Jeremy’s final words during today’s course: Next week NLP & Computer Vision
Thanks Jeremy and Rachel
Thanks for another great lecture! Interesting to learn more about some “traditional” ML techniques like random forests!
Hahaha - yes I have
Excited it’s coming next week
Thanks Jeremy, Rachel & Sylvain.
Can someone please point to what entity embedding mean from the last bit of the lesson? Is it the one hot encoding that we discussed or something else?
Thanks, see you all next week!
The enhancements that make Random Forest
such a powerful Decision Tree
model are:
-
Bootstrap sampling
, which is selecting a random subset of the data (i.e. rows in the data table) to construct each decision tree, and - Selecting a random subset of the features (i.e columns in the data table) to make a ‘split’ at each ‘node’ in a decision tree.
-
Ensembling
, which is contructing a group of models (in this case, a ‘forest’ of trees) and averaging their votes to make each final classification.
The first two of these enhancements are analogous in their application and their effect to the Dropout
technique in Neural Networks
.
For those interested in exploring said paper, I’ve opened up a thread here:
Thanks for the lesson Rachel, Jeremy, and team!
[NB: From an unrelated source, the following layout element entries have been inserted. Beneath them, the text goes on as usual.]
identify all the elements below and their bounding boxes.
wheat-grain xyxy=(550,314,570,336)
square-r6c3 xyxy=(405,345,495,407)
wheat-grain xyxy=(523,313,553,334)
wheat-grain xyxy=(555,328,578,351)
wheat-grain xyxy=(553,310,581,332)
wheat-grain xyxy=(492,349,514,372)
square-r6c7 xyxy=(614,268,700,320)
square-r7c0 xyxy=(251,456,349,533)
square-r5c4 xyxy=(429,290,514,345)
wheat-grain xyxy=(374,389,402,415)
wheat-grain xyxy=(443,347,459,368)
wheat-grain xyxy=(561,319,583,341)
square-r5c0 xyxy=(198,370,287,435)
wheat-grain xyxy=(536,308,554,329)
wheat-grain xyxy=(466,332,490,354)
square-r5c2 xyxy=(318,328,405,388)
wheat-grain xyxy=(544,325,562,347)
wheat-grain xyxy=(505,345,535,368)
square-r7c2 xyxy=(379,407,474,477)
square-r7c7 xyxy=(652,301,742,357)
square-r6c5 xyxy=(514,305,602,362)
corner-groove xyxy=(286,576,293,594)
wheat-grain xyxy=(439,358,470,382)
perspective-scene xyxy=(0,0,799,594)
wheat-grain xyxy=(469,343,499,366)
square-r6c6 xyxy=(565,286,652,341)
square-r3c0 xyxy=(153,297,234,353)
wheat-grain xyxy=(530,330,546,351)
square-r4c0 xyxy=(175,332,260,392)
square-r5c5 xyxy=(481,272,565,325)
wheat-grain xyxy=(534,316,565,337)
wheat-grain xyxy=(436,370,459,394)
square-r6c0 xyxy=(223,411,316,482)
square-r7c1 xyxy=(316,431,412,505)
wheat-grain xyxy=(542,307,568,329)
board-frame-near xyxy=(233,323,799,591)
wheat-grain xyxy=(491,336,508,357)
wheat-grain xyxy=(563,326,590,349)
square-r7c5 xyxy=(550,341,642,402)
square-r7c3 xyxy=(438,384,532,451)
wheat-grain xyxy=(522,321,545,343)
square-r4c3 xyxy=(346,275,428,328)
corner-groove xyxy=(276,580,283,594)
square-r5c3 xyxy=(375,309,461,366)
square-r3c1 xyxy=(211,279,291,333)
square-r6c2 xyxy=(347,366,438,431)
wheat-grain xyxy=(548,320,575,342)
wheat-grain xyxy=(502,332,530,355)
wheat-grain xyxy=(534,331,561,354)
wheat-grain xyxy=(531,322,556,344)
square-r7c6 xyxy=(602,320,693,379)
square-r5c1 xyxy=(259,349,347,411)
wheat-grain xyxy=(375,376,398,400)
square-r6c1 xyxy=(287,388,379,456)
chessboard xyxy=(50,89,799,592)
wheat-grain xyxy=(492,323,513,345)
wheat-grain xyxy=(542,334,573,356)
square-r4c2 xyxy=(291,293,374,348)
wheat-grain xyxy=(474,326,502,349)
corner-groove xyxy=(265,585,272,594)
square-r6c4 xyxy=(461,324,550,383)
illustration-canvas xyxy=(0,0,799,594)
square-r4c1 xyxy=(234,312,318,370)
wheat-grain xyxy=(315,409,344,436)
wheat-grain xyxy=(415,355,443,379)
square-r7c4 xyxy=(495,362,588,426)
As Kaggle seems to not have many open competitions using tabular data at present, I’m sharing the SIOP ML Competition as another place to find opportunities in putting chapter 9 through it’s paces!
Thanks FraPochetti, I really liked your post!
Thanks @FraPochetti
Entity encoding is replacing categorical columns with learnable embeddings.
In the notebook, the categorical columns were already replaced by numerical values when doing random forest and we used the same for NN. How do we get these values?
Also for more on that and where it came from @rachel wrote a wonderful article: Redirect
TL;DR? Took inspiration from Word2Vec
They’re relational to the particular cardinality of that variable. An easy example is say we have Jack, Queen, King, and Ace. Now we can’t simply pass that in as they’re not numbers! Instead let’s represent each separate option as an integer number. So we could say Jack = 0, Queen = 1, etc. etc. This scale up is done the same way and is the main method for utilizing categorical data
The tabular_learner internally inserts the embeddings layer to the columns which you specified as categorical columns.
Thanks @muellerzr and @vijayabhaskar
Great lesson! Thanks and kudos to all the fast.ai team
Thanks for the lecture! This is probably one of the most practically useful lessons for myself, and I’m guessing a lot of others who work regularly with tabular data.